The court noted that applying the Garcetti rule mitigates the potential constitutional risks of bringing two competing sets of expressive rights (the employee's and the employer's) into conflict. The court stated that the Garcetti rule allows courts to avoid the “constitutionally untenable task” of choosing sides in a work-related viewpoint dispute between two private actors. Thus, the Garcetti rule is a “threshold matter” before considering the remainder of the analysis.

To determine whether an employee's speech falls within his or her official duties, the court considered whether the speech was in furtherance of the employee's duties or “part-and-parcel of his concerns about his ability to properly execute his duties.” While, neither the court in Perez-Dickson or the U.S. Supreme Court in Garcetti relied on such a test, the Garcetti opinion suggested, and various circuit courts subsequently applied, such a test.
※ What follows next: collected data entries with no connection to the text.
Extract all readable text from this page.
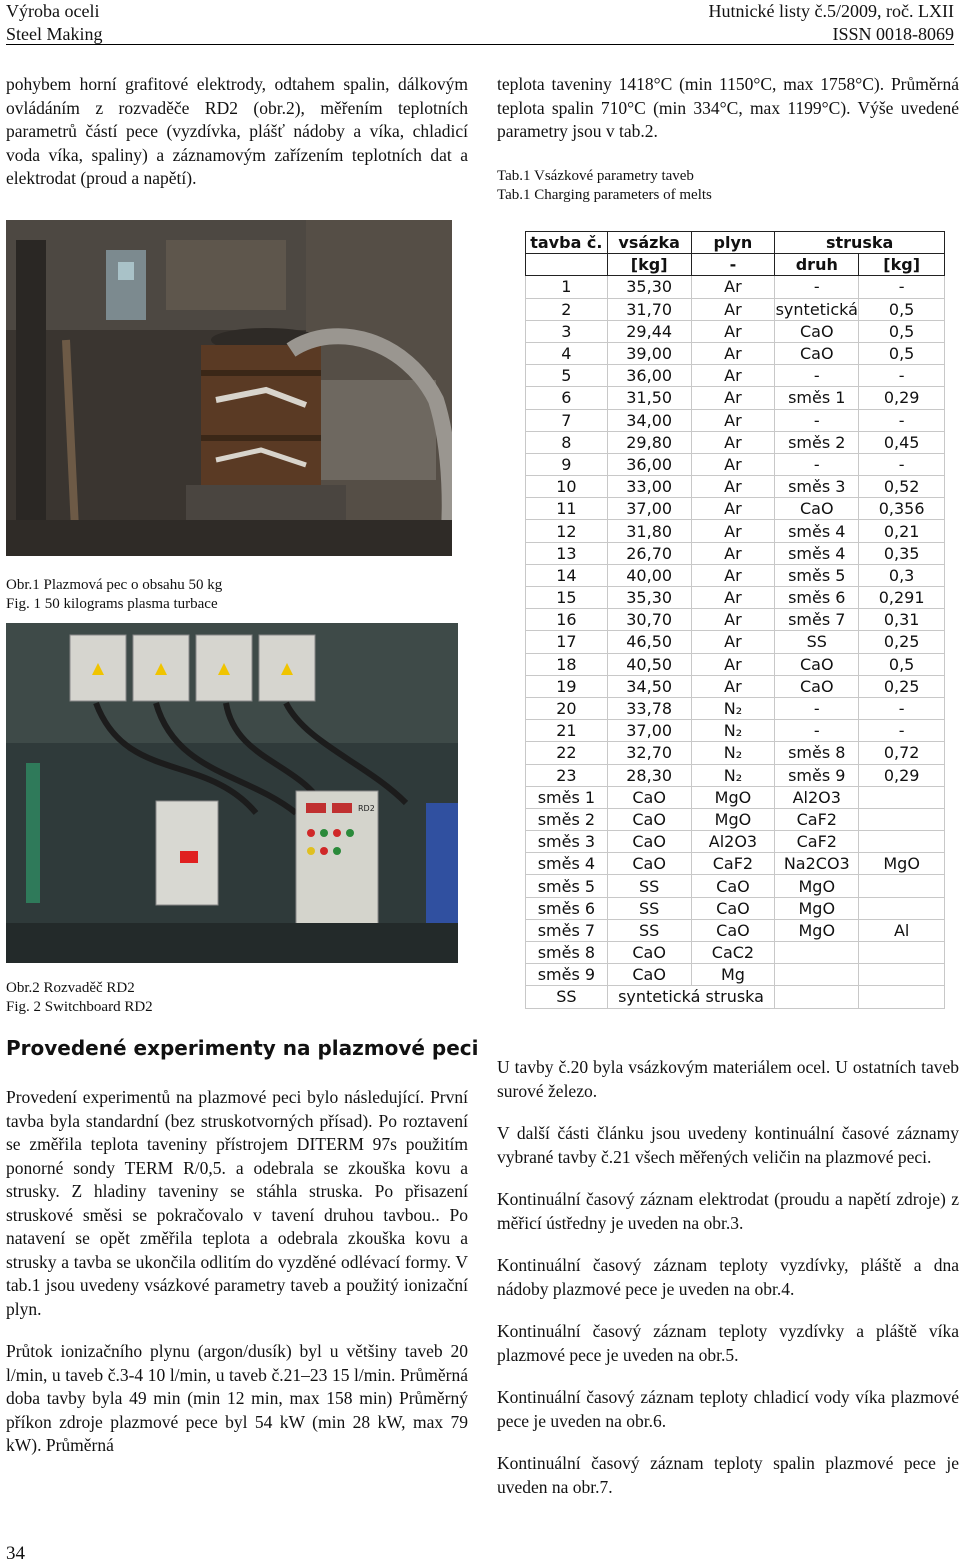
Výroba oceli
Steel Making
Hutnické listy č.5/2009, roč. LXII
ISSN 0018-8069

pohybem horní grafitové elektrody, odtahem spalin, dálkovým ovládáním z rozvaděče RD2 (obr.2), měřením teplotních parametrů částí pece (vyzdívka, plášť nádoby a víka, chladicí voda víka, spaliny) a záznamovým zařízením teplotních dat a elektrodat (proud a napětí).

teplota taveniny 1418°C (min 1150°C, max 1758°C). Průměrná teplota spalin 710°C (min 334°C, max 1199°C). Výše uvedené parametry jsou v tab.2.

Tab.1 Vsázkové parametry taveb
Tab.1 Charging parameters of melts
Obr.1 Plazmová pec o obsahu 50 kg
Fig. 1 50 kilograms plasma turbace
RD2
Obr.2 Rozvaděč RD2
Fig. 2 Switchboard RD2
tavba č.	vsázka	plyn	struska	
	[kg]	-	druh	[kg]
1	35,30	Ar	-	-
2	31,70	Ar	syntetická	0,5
3	29,44	Ar	CaO	0,5
4	39,00	Ar	CaO	0,5
5	36,00	Ar	-	-
6	31,50	Ar	směs 1	0,29
7	34,00	Ar	-	-
8	29,80	Ar	směs 2	0,45
9	36,00	Ar	-	-
10	33,00	Ar	směs 3	0,52
11	37,00	Ar	CaO	0,356
12	31,80	Ar	směs 4	0,21
13	26,70	Ar	směs 4	0,35
14	40,00	Ar	směs 5	0,3
15	35,30	Ar	směs 6	0,291
16	30,70	Ar	směs 7	0,31
17	46,50	Ar	SS	0,25
18	40,50	Ar	CaO	0,5
19	34,50	Ar	CaO	0,25
20	33,78	N₂	-	-
21	37,00	N₂	-	-
22	32,70	N₂	směs 8	0,72
23	28,30	N₂	směs 9	0,29
směs 1	CaO	MgO	Al2O3	
směs 2	CaO	MgO	CaF2	
směs 3	CaO	Al2O3	CaF2	
směs 4	CaO	CaF2	Na2CO3	MgO
směs 5	SS	CaO	MgO	
směs 6	SS	CaO	MgO	
směs 7	SS	CaO	MgO	Al
směs 8	CaO	CaC2		
směs 9	CaO	Mg		
SS	syntetická struska			
Provedené experimenty na plazmové peci

Provedení experimentů na plazmové peci bylo následující. První tavba byla standardní (bez struskotvorných přísad). Po roztavení se změřila teplota taveniny přístrojem DITERM 97s použitím ponorné sondy TERM R/0,5. a odebrala se zkouška kovu a strusky. Z hladiny taveniny se stáhla struska. Po přisazení struskové směsi se pokračovalo v tavení druhou tavbou.. Po natavení se opět změřila teplota a odebrala zkouška kovu a strusky a tavba se ukončila odlitím do vyzděné odlévací formy. V tab.1 jsou uvedeny vsázkové parametry taveb a použitý ionizační plyn.

Průtok ionizačního plynu (argon/dusík) byl u většiny taveb 20 l/min, u taveb č.3-4 10 l/min, u taveb č.21–23 15 l/min. Průměrná doba tavby byla 49 min (min 12 min, max 158 min) Průměrný příkon zdroje plazmové pece byl 54 kW (min 28 kW, max 79 kW). Průměrná

U tavby č.20 byla vsázkovým materiálem ocel. U ostatních taveb surové železo.

V další části článku jsou uvedeny kontinuální časové záznamy vybrané tavby č.21 všech měřených veličin na plazmové peci.

Kontinuální časový záznam elektrodat (proudu a napětí zdroje) z měřicí ústředny je uveden na obr.3.

Kontinuální časový záznam teploty vyzdívky, pláště a dna nádoby plazmové pece je uveden na obr.4.

Kontinuální časový záznam teploty vyzdívky a pláště víka plazmové pece je uveden na obr.5.

Kontinuální časový záznam teploty chladicí vody víka plazmové pece je uveden na obr.6.

Kontinuální časový záznam teploty spalin plazmové pece je uveden na obr.7.

34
The court declined to consider whether the state constitution provided broader speech protections to employees than the First Amendment, finding that the pathologist's speech was not protected under the pre-Garcetti standard applicable to CGS 31-51q claims brought on either First Amendment or state constitutional grounds. This standard requires the court to balance the “interests of the employee, as a citizen, in commenting upon matters of public concern and the interest of the state, as an employer, in promoting the efficiency of the public services it performs,” when the employee's speech can be “fairly characterized as constituting speech on a matter of public concern.” Speech that is not on a matter of public concern is not protected, and the employee cannot sue to protect it. The court found that, while the pathologist's speech concerned the public, due to the pathologist's insubordination, among other things, the laboratory's interests outweighed the pathologist's.


The court ordered the trial court to enter a judgment for the defendant on the CGS 31-51q claim.